The result is a song cycle with a careful, film-score construction. There’s an overriding pensiveness, moments of cheerfulness and the occasional blast of a carefree spirit. The music, performed with Greg Leisz on steel guitar and mandolin, violinist Jenny Scheinman and bassist Viktor Krauss, is highly impressionistic, a striking balance of sepia-toned light and dark. Textured interplay is rich and striking throughout, hitting its apex on “Peter Miller’s Discovery.” Miller, an attorney in Arkansas and a former newspaper editor, has spearheaded the effort over the last 15 years to recognize Disfarmer’s work as fine art.
Mystery surrounded Disfarmer.
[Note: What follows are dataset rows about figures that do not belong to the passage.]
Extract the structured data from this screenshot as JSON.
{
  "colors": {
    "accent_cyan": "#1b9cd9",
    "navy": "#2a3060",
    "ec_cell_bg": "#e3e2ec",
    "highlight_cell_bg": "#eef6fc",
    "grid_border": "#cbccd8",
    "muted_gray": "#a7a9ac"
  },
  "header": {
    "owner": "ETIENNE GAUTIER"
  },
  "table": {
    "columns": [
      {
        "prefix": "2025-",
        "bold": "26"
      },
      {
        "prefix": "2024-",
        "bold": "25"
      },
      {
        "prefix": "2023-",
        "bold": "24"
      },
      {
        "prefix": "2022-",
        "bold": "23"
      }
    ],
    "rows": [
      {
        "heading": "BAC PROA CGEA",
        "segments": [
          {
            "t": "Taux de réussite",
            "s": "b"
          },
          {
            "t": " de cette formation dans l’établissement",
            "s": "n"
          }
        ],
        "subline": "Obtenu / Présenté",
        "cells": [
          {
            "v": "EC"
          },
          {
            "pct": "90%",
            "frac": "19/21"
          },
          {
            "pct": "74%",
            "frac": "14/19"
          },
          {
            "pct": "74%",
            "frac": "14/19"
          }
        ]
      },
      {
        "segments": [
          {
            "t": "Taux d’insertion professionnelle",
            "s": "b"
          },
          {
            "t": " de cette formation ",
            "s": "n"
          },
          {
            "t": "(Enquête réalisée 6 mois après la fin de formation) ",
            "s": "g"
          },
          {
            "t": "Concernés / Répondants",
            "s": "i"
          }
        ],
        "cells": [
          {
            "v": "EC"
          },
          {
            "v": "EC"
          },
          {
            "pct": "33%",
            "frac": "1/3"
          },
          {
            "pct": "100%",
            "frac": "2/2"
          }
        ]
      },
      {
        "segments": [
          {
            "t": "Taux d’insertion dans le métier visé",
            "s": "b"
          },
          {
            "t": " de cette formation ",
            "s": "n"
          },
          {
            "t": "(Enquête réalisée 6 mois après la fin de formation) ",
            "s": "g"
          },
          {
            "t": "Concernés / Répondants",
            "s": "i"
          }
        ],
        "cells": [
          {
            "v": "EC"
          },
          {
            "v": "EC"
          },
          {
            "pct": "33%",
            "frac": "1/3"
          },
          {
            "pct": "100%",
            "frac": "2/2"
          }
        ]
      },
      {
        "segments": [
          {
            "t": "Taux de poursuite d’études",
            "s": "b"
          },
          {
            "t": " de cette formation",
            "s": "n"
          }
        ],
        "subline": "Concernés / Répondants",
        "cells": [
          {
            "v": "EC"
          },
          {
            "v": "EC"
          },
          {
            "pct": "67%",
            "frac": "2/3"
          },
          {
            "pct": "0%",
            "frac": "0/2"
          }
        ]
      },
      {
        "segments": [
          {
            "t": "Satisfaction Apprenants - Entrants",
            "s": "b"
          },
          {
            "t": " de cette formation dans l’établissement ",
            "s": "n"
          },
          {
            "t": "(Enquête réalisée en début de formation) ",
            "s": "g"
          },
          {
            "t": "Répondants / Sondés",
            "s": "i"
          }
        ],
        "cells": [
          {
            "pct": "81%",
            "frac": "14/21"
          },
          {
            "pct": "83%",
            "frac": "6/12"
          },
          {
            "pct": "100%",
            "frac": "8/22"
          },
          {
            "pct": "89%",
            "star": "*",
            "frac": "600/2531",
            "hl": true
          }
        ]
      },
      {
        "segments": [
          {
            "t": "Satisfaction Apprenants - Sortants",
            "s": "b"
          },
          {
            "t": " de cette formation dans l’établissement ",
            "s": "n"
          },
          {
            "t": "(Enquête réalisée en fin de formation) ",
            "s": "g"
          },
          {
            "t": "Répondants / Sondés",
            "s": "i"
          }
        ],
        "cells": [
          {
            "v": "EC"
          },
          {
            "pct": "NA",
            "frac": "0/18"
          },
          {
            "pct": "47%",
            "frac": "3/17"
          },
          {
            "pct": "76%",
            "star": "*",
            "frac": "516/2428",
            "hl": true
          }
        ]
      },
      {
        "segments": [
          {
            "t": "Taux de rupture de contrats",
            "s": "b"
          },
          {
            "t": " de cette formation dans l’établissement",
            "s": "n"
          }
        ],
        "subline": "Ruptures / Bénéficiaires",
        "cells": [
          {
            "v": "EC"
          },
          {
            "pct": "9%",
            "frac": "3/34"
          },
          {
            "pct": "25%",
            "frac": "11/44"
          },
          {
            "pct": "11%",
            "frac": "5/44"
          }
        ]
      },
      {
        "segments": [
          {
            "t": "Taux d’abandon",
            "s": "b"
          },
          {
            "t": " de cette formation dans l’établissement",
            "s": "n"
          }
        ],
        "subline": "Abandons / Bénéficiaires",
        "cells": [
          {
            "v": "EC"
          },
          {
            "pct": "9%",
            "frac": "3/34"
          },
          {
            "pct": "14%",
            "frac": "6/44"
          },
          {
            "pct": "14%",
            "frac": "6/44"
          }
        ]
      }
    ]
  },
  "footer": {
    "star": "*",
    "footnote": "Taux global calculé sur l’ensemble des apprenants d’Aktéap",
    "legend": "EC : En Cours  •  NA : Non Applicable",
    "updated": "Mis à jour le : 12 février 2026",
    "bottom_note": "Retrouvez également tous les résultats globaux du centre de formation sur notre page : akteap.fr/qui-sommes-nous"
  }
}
He never socialized, his lone interaction coming during photo sessions that often required subjects to sit for an hour as he adjusted the amount of natural light in the room. The portraits are intimate and detailed, a trait Frisell has translated in the music.
Mystery and distance color the snail-paced “Little Boy;” a music box, harmonics and upright bass unfold on “Shutter, Dream” as an image would on photo paper in the darkroom. “I am Not a Farmer,” upright in its defiant tone, is a lyrical ballad modeled on mountain story songs that reveals the erosion behind the human facade. As the song progresses, Scheinman’s violin adds streaks of darkness with the slightest bit of dissonance to contrast Frisell’s carefully picked lines. Of the 26 songs, it’s the true musical portrait.
Frisell includes nods to Elvis Presley (Arthur Crudup’s “That’s Alright, Mama”) and Hank Williams (“I Can’t Help It (If I’m Still in Love With You)” and “Lovesick Blues”) that provide an air of familiarity, a technique he used on “History, Mystery” with Sam Cooke’s “A Change is Gonna Come,” the traditional numbers on “The Willies” and songs by Williams and George Gershwin on “Ghost Town.”
Disfarmer’s booklet includes six of his photographs. While they share similarities in subject matter and the era with the renowned Walker Evans, Disfarmer operated in a far more controlled environment in which the subjects were alone against bare backdrops. Some of his subjects revel in the opportunity to be shot and others display blank stares and disgruntled looks.
Frisell clearly felt a kinship with Disfarmer’s work, which he echoes with numbers that alternate between atmospherics and actual verse-chorus-verse songs. His last record, 2008’s History, Mystery, was equally suite-like but its sources of inspiration were far wider. Focused on creating a musical portrait from books, photos and his own drive from North Carolina to Heber Springs, Frisell has created a moving work of tremendous intimacy and control.
CHRISTIAN SICENCE MONITOR
By Norman Weinstein
"Disfarmer" (Nonesuch) is a tour de force of jazz creativity by Bill Frisell. Inspired by the stark photography of Mike Disfarmer that captured the spirit of "American Gothic" in the Ozarks of the late 1930s and early '40s, Frisell uses a variety of electric and acoustic guitars and electronic effects to create a profoundly eerie merger of old-timey mountain music and jazz. Among his cocreators are Greg Leisz on steel guitar and mandolin, bassist Viktor Krauss, and the versatile violinist Jenny Scheinman. Listen carefully to Scheinman's interplay with Frisell and you'll hear haunting echoes of East European folk laments. Retro-folk futurism with a global reach?
fROOTS, October 2009
There are only so many superlatives that one can hep on (loosely speaking) jazz guitarist Bill Frisell's forays into the ghosts of Americana, and this one - a set inspired by the images of wartime rural photographer Mike Disfarmer - deservers the lot. The usual exemplary accompanying crew of Greg Leisz, Jenny Scheinmann & Viktor Krauss are all in attendance. 'Sublime' will do for starters.